For decades, women have fought, bled and died to enjoy the basic freedoms that we blokes take for granted. The freedom to vote, earn a wage in meaningful employment, do whatever they please with their bodies. Women like Maya Angelou, Rosa Parks, Edith Cowan, and Julia Gillard & Malala Yousafzai have dedicated their lives to being the examples so many young women desperately need today. They have taught millions worldwide that the constant pursuit of education, independence and women’s rights are not worth fighting for but in some cases even putting their lives on the line for.
I thought, well surely she can’t piss me off anymore through this article, but to quote Pacino, “Just when I thought I was out, they pull me back in” and how! Devine then moves onto her next foot in mouth moment with, “Motherhood is under threat, as women are fooled into postponing their child-bearing years under the illusion that IVF can defeat nature’s clock. Ubiquitous mothering blogs focus on the mother at the expense of the child, teaching women that their worst failing is “putting everyone else first”.
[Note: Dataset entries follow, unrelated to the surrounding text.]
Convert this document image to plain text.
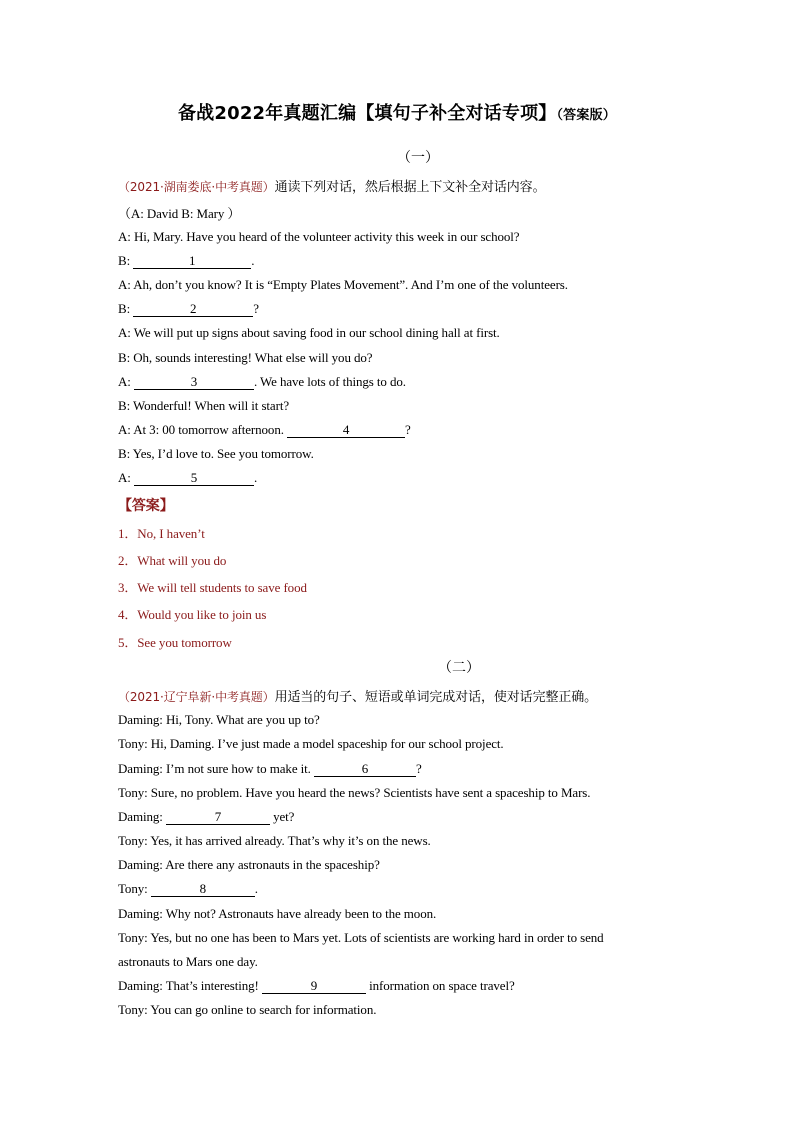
备战2022年真题汇编【填句子补全对话专项】（答案版）
（一）
（2021·湖南娄底·中考真题）通读下列对话，然后根据上下文补全对话内容。
（A: David B: Mary ）
A: Hi, Mary. Have you heard of the volunteer activity this week in our school?
B:	1	.
A: Ah, don’t you know? It is “Empty Plates Movement”. And I’m one of the volunteers.
B:	2	?
A: We will put up signs about saving food in our school dining hall at first.
B: Oh, sounds interesting! What else will you do?
A:	3	. We have lots of things to do.
B: Wonderful! When will it start?
A: At 3: 00 tomorrow afternoon.	4	?
B: Yes, I’d love to. See you tomorrow.
A:	5	.
【答案】
1．No, I haven’t
2．What will you do
3．We will tell students to save food
4．Would you like to join us
5．See you tomorrow
（二）
（2021·辽宁阜新·中考真题）用适当的句子、短语或单词完成对话，使对话完整正确。
Daming: Hi, Tony. What are you up to?
Tony: Hi, Daming. I’ve just made a model spaceship for our school project.
Daming: I’m not sure how to make it.	6	?
Tony: Sure, no problem. Have you heard the news? Scientists have sent a spaceship to Mars.
Daming:	7	yet?
Tony: Yes, it has arrived already. That’s why it’s on the news.
Daming: Are there any astronauts in the spaceship?
Tony:	8	.
Daming: Why not? Astronauts have already been to the moon.
Tony: Yes, but no one has been to Mars yet. Lots of scientists are working hard in order to send
astronauts to Mars one day.
Daming: That’s interesting!	9	information on space travel?
Tony: You can go online to search for information.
This one really hit a nerve with me. The idea that any woman chooses, with all her wits about her, chooses to undergo IVF is perhaps the greatest disrespect I have seen on all those faced with the prospect of IVF. This one was real personal, it hit home far too strongly. It’s taken me almost 12 months to put this to paper and I still don’t know why.
From the moment I asked my then girlfriend out, I knew straight away, that I didn’t just want to marry her, but I couldn’t imagine anything more fulfilling than having a bunch (a rather large bunch, but that’s not up to me I’m told) of little babies with her. Babies with her eyes, nose, personality and my last name. I was convinced we were destined to be parents one day!
So after a year and a bit of enjoying being married and all the stuff that comes with it, we decided to really give this family thing a crack. Admittedly, we did believe the old wives tale of “when a man really loves a woman, they hug each other and then God blesses them with a baby”. So we didn’t get too military about it, we thought like all the amazing things we’ve been blessed with, this too would happen. But after months of unsuccessful attempts, we decided to seek help, so early last year, after months of trying, we sought some advice from a fertility specialist. After a barrage of tests and pills and potions, we came to a conclusion. One that brought my world crumbling down, we would never be able to conceive naturally, the reason? Well, in layman’s terms my ‘boys’ can float but they just can’t seem to swim and so natural conception is done and dusted, fatherhood now hinges on IVF, or ICSI more specifically. In an instant and rather cruel twist of fate, it seemed the universe had decided to make this goal significantly harder. All of a sudden our hopes and dreams were all pinned on three letters, I-V-F.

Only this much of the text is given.